Schwesig's planned law would allow women to check their salary against those of men doing comparable work.
Employers reacted angrily to the plans in early March, saying that it would create a climate of mistrust among workers, but Merkel's support, which Schwesig confirmed she had in an interview on ZDF television, will likely ease its path through parliament.
The proposals were first mentioned in the coalition agreement signed in late 2013 between Merkel's Christian Democratic Union (CDU) and the Social Democratic Party (SPD).
Schwesig has said that she wants to put the law to a vote in the Bundestag (German parliament) this year. MPs are slated to debate the subject later on Friday.
Volker Kauder, parliamentary leader of the CDU for Bavaria, also declared his support for the proposals and called for employers to "look at their wage contracts closely in order to see if male and female employees are being paid fairly."
Although men and women should be paid the same wage by law, the average woman earns €5 less an hour than the average man, according to 2014 statistics.
This wage gap equates to 22 per cent, one of the highest in the EU.
While women often work part-time or lower-paid jobs, the pay gap between men and women with similar skills and qualifications is still 7 per cent on average, according to Family Ministry figures.

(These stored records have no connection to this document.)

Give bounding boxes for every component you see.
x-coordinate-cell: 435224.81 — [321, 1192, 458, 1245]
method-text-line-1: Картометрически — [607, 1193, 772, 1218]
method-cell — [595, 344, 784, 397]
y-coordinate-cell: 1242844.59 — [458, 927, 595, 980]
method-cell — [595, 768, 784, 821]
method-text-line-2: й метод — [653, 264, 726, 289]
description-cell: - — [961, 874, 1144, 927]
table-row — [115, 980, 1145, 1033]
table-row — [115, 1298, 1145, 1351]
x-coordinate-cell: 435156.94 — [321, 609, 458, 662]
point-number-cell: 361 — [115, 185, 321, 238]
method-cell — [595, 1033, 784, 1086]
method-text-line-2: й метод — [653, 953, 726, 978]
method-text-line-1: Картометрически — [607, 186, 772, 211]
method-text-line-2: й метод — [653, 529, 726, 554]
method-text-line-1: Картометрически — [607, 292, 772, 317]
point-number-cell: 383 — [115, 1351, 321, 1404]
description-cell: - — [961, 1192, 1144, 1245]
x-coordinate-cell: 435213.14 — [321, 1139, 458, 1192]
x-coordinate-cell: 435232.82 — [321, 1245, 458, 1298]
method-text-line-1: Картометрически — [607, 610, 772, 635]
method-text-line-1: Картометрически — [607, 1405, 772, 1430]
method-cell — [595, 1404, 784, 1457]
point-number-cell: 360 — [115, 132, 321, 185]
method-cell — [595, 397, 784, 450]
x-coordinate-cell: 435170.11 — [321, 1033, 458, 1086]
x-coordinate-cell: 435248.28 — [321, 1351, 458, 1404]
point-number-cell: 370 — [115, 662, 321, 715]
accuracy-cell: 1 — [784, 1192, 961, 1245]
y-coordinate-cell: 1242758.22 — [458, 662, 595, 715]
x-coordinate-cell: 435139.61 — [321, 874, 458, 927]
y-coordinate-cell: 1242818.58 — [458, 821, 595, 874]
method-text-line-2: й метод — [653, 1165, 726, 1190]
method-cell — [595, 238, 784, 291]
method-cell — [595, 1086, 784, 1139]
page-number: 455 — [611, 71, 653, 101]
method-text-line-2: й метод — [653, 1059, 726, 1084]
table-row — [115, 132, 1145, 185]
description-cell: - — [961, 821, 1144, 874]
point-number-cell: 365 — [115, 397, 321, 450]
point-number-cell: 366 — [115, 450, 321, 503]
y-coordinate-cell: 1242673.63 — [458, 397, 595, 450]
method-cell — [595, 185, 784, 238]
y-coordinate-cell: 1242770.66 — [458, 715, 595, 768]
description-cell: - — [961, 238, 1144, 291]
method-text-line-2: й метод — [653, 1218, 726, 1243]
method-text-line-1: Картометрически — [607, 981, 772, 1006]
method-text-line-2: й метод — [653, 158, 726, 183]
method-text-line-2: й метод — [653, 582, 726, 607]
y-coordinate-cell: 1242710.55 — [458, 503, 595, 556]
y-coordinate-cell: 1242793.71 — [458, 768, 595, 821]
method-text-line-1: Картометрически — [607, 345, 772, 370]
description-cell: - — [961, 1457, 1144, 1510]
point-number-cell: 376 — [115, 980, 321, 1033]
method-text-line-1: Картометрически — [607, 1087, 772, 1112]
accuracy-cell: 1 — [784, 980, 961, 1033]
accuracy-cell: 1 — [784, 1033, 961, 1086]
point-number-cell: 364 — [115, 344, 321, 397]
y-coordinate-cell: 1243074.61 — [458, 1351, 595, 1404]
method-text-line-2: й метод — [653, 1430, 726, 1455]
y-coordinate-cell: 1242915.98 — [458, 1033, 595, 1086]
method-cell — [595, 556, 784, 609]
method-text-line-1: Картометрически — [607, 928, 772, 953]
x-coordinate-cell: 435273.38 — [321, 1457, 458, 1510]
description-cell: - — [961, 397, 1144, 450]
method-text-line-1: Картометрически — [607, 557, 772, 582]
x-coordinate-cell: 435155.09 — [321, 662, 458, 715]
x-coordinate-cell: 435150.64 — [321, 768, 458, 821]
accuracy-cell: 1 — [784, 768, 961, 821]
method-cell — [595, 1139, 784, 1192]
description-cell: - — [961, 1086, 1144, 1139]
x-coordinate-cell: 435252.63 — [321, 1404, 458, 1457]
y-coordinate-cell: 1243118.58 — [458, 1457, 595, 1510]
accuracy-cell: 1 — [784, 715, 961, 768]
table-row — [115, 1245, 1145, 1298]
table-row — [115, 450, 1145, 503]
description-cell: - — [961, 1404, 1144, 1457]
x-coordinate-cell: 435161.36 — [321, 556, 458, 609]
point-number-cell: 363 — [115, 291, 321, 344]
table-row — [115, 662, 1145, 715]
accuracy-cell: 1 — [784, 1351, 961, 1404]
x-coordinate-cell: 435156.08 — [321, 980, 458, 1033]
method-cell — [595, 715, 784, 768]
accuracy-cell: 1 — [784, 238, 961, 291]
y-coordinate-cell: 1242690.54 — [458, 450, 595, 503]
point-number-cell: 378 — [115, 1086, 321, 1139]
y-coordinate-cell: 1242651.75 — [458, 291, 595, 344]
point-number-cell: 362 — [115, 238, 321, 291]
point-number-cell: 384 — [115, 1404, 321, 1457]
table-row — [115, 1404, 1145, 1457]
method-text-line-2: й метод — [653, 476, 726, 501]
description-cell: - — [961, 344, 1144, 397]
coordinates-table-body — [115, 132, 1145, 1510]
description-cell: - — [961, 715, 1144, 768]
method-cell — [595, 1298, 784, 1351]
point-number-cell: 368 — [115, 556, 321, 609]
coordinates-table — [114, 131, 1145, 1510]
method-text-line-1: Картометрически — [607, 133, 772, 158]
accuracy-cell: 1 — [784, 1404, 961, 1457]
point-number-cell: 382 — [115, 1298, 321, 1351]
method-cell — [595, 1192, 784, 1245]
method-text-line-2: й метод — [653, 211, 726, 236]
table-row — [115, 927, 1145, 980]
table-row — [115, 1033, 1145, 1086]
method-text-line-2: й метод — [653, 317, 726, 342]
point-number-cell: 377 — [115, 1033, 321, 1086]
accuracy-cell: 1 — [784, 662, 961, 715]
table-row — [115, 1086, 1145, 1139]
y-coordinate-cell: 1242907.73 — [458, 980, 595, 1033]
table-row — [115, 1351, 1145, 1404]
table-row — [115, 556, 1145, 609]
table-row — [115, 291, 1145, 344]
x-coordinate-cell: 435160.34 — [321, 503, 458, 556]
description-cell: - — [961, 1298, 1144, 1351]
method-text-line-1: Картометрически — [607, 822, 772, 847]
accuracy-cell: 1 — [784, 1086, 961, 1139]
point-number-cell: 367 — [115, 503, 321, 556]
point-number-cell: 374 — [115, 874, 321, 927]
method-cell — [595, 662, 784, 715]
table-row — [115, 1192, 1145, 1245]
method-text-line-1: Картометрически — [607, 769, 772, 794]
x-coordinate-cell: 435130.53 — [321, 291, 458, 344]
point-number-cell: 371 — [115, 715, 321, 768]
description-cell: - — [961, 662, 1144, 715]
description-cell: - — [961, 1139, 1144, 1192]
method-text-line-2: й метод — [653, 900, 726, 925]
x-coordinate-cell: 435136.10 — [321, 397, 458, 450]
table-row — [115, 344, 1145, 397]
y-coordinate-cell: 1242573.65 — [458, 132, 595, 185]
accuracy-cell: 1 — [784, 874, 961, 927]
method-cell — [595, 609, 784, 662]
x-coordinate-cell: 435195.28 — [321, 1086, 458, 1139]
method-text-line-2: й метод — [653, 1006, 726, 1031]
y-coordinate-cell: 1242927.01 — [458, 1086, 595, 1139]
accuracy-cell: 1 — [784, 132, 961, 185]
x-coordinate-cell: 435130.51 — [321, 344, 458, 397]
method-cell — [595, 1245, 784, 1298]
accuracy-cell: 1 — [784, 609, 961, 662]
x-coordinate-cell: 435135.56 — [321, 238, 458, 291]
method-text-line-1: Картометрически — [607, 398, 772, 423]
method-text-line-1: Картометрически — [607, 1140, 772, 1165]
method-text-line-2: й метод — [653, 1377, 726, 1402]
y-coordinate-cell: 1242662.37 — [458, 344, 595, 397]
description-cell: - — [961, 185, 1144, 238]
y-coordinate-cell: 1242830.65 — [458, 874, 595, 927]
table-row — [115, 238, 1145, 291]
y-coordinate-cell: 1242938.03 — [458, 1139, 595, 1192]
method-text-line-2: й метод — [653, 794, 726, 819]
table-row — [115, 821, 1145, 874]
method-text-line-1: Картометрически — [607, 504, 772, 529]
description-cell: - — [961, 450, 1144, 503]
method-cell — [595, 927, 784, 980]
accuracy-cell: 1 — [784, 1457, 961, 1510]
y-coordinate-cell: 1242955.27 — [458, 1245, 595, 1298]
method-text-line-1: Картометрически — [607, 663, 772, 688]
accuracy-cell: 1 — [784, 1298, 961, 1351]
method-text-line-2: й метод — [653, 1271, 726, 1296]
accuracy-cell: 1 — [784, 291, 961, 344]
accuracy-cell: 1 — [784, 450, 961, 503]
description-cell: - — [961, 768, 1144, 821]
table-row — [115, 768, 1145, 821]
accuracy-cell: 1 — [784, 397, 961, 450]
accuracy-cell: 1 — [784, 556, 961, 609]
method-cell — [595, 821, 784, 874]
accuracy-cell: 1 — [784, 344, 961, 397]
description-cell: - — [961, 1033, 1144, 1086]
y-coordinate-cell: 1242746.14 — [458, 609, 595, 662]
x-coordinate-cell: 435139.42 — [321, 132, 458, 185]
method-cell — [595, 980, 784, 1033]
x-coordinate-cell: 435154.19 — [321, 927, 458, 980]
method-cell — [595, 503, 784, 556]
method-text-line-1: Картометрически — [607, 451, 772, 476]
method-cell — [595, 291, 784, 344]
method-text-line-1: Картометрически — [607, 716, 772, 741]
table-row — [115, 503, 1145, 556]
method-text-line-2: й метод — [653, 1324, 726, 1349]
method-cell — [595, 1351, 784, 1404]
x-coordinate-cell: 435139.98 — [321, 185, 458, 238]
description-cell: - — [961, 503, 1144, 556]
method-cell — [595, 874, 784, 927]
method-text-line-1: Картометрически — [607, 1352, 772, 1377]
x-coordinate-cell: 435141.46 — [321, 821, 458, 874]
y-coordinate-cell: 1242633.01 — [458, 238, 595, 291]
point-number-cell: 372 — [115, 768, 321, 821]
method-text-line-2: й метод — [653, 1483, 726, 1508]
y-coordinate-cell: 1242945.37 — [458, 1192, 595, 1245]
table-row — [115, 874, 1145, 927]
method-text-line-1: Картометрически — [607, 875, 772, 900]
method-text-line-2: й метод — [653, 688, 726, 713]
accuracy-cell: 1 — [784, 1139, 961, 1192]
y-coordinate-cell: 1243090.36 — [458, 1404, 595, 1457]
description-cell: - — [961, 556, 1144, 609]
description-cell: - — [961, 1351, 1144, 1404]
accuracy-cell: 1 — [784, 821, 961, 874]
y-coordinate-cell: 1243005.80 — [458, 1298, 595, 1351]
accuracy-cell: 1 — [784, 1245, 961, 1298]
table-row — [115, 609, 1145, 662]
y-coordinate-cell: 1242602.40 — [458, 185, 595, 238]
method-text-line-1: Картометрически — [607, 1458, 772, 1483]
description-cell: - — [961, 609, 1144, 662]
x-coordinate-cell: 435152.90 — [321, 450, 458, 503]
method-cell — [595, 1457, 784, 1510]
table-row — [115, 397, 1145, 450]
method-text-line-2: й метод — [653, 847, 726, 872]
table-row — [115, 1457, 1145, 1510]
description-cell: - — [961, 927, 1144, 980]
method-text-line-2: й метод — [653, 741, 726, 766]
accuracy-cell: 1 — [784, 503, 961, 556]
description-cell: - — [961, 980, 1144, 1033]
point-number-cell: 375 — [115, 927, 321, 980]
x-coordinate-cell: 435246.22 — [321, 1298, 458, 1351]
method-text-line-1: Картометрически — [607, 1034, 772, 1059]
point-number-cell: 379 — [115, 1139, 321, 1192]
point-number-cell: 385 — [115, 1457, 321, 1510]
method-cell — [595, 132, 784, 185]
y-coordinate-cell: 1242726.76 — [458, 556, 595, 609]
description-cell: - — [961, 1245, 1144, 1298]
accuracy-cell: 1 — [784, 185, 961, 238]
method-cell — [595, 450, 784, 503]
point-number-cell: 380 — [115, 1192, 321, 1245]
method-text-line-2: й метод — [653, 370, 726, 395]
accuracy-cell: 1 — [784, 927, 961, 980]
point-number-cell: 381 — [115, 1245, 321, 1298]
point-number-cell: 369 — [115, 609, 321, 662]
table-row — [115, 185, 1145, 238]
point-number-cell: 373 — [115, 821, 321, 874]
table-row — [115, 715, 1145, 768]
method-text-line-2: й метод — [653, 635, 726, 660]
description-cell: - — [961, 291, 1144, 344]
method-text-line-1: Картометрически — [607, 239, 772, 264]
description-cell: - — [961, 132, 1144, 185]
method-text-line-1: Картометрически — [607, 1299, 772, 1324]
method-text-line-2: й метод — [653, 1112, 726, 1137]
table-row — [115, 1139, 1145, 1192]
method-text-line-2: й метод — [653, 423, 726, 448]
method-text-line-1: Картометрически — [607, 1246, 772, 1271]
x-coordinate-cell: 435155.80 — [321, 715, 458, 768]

(Average pay gap between men and women in different German states and across Europe, in %)
Schwesig has pushed hard for the rights of women in the workplace, making herself the driving force behind a law requiring set numbers of women on the boards of large companies and in the civil service passed in early March.
Some good news for the SPD and women alike is that experts believe that the new national minimum wage of €8.50 an hour - one of the left-wing party's key demands for working with Merkel and the CDU - is having a positive effect on the pay gap.
"Women will benefit from the minimum wage because the majority of workers originally paid under €8.50 an hour are women", said Christina Klenner from the Institute of Economic and Social Research.